Urbani nel 1979 pubblica il terzo disco ufficiale a proprio nome 360° Aeutopia, dopo Invitation e Jazz a confronto 13 rispettivamente di due e quattro anni prima; ma durante i Seventies sono ben nove gli album a cui partecipa, lavorando con maestri del calibro di Giorgio Gaslini, Mario Schiano, Enrico Rava, Giancarlo Schiaffini, Gaetano Liguori, oltre il duo folk-rock Loy & Altomare. Durante gli anni ’80 e ’90 al contrario sono 9 gli album suoi, contro i 4 altrui, ma con nomi di assoluto prestigio come Luigi Bonafede, Giovanni Tommaso, Luca Flores e addirittura Chet Baker. Non è tanto il jazz di Massimo a essere vera musica, quanto un’esistenza che purtroppo lo accumuna alla piaga dell’eroina che funesta molti giovani negli anni ’70, portandolo da indiscusso talento del jazz italiano e internazionale a un’esistenza segnata da difficoltà e contraddizioni, quasi in sintonia, nel tragico destino, del jazz menzionato Charlie Parker (1920-1955).

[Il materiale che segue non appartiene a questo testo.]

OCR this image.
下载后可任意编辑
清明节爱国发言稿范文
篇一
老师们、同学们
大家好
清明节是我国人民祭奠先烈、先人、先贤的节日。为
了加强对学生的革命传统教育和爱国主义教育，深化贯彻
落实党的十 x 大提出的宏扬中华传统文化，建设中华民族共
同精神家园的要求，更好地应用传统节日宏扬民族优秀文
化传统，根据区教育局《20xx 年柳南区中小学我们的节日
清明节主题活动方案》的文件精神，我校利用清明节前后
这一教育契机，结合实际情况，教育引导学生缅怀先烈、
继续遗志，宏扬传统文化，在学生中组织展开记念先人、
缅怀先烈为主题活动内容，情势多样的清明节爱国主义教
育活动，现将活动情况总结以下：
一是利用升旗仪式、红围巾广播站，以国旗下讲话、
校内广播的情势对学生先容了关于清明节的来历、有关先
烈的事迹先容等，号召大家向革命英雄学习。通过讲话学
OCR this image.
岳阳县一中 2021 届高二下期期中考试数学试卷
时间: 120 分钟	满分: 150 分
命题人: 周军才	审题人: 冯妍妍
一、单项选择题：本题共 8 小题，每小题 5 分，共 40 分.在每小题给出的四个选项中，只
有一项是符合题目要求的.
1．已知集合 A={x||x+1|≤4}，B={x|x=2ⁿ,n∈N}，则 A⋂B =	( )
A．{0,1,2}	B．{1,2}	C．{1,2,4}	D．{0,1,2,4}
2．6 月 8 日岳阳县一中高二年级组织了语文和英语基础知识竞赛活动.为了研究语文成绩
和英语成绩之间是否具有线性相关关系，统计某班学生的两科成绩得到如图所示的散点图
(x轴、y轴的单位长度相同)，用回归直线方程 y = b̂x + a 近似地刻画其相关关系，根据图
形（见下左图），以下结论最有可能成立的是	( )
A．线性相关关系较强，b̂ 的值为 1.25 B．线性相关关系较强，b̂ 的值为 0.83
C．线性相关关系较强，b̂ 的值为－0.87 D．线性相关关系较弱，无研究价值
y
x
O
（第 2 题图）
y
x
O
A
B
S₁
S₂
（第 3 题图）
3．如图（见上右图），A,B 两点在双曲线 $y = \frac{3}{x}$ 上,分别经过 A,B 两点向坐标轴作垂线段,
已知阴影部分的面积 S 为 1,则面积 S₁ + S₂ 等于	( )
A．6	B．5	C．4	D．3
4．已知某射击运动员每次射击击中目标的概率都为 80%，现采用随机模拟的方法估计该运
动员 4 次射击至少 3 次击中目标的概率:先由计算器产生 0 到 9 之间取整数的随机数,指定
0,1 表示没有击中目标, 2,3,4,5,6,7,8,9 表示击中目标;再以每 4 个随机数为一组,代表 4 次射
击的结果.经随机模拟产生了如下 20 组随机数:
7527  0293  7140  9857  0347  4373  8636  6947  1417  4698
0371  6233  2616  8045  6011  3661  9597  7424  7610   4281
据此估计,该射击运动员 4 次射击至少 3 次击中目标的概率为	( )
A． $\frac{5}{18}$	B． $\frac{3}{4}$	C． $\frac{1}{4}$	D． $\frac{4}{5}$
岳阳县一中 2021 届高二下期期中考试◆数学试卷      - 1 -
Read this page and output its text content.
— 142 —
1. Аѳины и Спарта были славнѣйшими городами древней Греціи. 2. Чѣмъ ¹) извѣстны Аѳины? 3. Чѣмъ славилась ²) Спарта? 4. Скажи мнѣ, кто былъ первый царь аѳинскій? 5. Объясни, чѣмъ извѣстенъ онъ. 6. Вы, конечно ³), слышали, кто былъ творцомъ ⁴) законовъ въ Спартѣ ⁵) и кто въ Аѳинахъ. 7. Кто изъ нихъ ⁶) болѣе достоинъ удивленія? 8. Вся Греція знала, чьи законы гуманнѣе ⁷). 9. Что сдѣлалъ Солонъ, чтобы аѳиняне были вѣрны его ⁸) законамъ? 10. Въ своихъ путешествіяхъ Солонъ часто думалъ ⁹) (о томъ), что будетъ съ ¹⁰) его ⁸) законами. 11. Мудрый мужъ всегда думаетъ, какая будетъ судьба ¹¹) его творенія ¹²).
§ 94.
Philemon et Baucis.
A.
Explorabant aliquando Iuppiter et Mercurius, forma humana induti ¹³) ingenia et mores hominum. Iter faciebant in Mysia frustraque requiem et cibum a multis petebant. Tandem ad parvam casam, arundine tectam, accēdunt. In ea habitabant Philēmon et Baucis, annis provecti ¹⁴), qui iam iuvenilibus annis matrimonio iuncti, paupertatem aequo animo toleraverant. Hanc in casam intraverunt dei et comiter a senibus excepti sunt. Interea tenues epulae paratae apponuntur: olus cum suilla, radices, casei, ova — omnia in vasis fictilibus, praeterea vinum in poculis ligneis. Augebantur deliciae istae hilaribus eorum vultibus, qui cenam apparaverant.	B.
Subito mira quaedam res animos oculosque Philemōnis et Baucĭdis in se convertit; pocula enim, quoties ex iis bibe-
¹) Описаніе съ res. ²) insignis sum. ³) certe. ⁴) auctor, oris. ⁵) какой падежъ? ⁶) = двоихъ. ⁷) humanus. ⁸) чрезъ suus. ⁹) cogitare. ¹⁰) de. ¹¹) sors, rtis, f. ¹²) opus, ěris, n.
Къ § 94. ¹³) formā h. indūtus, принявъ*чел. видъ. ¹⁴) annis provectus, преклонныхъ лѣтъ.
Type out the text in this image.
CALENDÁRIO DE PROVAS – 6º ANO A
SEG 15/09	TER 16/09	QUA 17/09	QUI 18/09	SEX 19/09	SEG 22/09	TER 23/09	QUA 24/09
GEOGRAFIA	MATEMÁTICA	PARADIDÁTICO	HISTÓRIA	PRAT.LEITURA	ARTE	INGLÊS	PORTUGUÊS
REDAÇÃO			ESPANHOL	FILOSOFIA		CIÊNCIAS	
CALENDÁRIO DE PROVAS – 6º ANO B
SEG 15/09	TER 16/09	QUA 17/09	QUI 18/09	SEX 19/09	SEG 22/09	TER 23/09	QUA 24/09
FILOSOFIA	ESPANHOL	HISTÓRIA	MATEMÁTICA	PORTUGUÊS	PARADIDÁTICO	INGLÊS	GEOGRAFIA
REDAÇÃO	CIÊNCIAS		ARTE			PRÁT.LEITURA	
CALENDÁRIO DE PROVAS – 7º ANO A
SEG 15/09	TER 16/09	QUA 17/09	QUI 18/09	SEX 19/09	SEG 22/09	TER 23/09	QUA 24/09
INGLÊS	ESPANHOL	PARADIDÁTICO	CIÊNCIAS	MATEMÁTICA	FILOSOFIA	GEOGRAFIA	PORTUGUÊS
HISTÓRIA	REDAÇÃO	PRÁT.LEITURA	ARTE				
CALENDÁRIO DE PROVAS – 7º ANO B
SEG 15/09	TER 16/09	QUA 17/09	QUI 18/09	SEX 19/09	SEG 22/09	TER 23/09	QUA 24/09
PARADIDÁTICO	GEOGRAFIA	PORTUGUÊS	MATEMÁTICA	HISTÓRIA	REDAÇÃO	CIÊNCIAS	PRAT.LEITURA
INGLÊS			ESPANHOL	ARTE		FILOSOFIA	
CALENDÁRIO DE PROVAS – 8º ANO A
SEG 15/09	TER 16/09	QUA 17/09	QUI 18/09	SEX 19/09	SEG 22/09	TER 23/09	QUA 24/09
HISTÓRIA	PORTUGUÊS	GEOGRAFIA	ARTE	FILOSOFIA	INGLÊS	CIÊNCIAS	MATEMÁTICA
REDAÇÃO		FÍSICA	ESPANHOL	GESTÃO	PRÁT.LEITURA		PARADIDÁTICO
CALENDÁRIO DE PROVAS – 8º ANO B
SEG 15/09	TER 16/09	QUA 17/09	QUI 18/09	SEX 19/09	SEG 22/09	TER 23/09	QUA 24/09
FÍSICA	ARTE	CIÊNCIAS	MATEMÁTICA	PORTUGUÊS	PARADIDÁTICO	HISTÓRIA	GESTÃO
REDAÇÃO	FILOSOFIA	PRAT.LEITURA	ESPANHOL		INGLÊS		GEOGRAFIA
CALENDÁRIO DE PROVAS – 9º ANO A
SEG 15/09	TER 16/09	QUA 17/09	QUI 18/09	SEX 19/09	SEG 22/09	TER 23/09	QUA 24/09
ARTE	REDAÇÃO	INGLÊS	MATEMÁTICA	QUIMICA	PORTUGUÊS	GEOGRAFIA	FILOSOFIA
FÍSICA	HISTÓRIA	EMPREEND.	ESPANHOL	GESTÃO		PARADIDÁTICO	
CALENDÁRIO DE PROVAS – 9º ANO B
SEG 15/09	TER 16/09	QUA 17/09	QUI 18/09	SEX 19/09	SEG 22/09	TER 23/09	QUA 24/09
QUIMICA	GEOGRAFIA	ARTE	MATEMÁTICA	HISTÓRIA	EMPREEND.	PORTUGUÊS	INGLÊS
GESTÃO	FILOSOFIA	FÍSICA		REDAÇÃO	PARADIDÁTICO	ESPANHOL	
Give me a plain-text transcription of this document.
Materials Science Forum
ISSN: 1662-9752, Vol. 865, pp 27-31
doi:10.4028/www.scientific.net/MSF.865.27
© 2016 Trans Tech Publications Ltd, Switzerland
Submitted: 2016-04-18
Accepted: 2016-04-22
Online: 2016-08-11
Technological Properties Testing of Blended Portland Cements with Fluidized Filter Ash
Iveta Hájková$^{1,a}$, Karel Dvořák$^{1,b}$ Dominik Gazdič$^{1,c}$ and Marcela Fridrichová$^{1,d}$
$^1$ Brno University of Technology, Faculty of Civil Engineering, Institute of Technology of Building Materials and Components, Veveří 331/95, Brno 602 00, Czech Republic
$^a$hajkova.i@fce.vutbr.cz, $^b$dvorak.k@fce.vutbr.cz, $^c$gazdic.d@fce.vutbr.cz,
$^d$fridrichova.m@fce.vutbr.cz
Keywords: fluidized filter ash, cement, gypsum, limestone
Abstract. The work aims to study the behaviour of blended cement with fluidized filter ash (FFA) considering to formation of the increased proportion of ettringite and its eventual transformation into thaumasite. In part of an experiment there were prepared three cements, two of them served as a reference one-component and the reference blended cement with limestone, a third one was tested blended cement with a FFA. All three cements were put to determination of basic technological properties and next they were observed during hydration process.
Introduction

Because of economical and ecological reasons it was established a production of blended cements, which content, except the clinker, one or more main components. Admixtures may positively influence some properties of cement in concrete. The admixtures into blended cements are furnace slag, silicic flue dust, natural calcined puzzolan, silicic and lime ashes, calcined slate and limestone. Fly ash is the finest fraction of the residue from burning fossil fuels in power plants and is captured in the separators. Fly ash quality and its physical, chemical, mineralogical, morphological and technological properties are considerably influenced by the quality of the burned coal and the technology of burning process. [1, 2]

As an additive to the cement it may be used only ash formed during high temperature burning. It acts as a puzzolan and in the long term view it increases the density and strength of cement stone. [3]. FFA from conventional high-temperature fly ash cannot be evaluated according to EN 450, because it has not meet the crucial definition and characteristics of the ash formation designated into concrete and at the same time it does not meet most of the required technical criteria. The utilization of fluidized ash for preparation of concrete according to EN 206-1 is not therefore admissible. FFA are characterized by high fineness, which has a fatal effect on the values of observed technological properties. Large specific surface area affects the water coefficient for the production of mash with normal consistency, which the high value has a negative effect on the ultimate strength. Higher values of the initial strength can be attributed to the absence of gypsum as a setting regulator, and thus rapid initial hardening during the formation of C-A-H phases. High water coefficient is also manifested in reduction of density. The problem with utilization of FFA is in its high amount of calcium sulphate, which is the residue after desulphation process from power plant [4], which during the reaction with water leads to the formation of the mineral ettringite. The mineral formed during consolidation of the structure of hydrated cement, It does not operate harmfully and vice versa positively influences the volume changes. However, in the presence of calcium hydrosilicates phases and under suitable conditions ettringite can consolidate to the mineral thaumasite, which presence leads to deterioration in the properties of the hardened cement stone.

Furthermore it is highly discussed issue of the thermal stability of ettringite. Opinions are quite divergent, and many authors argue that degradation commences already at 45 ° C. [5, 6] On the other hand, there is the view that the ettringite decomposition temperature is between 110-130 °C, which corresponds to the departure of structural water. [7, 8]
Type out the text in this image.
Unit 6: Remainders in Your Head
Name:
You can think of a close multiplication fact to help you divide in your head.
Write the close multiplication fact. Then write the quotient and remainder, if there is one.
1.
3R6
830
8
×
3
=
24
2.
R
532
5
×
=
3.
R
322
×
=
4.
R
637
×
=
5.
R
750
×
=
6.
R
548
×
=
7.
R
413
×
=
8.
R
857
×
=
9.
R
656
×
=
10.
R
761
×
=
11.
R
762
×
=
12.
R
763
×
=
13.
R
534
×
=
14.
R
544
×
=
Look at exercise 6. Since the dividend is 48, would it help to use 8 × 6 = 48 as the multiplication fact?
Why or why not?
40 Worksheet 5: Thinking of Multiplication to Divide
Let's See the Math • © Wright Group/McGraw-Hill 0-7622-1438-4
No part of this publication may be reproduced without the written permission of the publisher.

Entrambi al sax contralto, sia pur in epoche e contesti assai differenti, vivono sino in fondo il ruolo dell’artista maledetto, genio e sregolatezza, di fronte a una società che non ne sa apprezzare completamente i valori umani e creativi. Per Parker e Urbani, vittime precoci e anime sofferte della tossicodipendenza, la musica resta l’unica forma spirituale in cui convogliare le energie positive nei momenti di inventiva e di passione: non è un caso infatti che proprio Urbani, partito stilisticamente dall’avanguardia radicale, si avvicini, alla fine dei Sevenetis, ben presto a rileggere la poetica parkeriana bebop, ossia gli inizi del jazz moderno, una sonorità sconvolgente, ma che non rinuncia a un lirismo struggente ed esasperato, quasi a esternare catarticamente le angosce e le frustrazioni del ‘negro’, e più in generale, della civiltà contemporanea.
Il potenziale espressivo rimane in Massimo sempre a livelli elevatissimi: eccelle soprattutto nell’improvvisazione su temi arcinoti, rinunciando a scrivere brani originari, per poter perfezionare ogni volta, in concerto o su disco, i motivi del recente passato afroamericano, alla ricerca di un’ideale eredità del modello parkeriano e di musica veritiera: non a caso l’unica composizione nota di Urbani è Blues for Bird, che già nel titolo è una esplicita dichiarazione d’affetto e d’amore: Bird è appunto il nomignolo di Parker.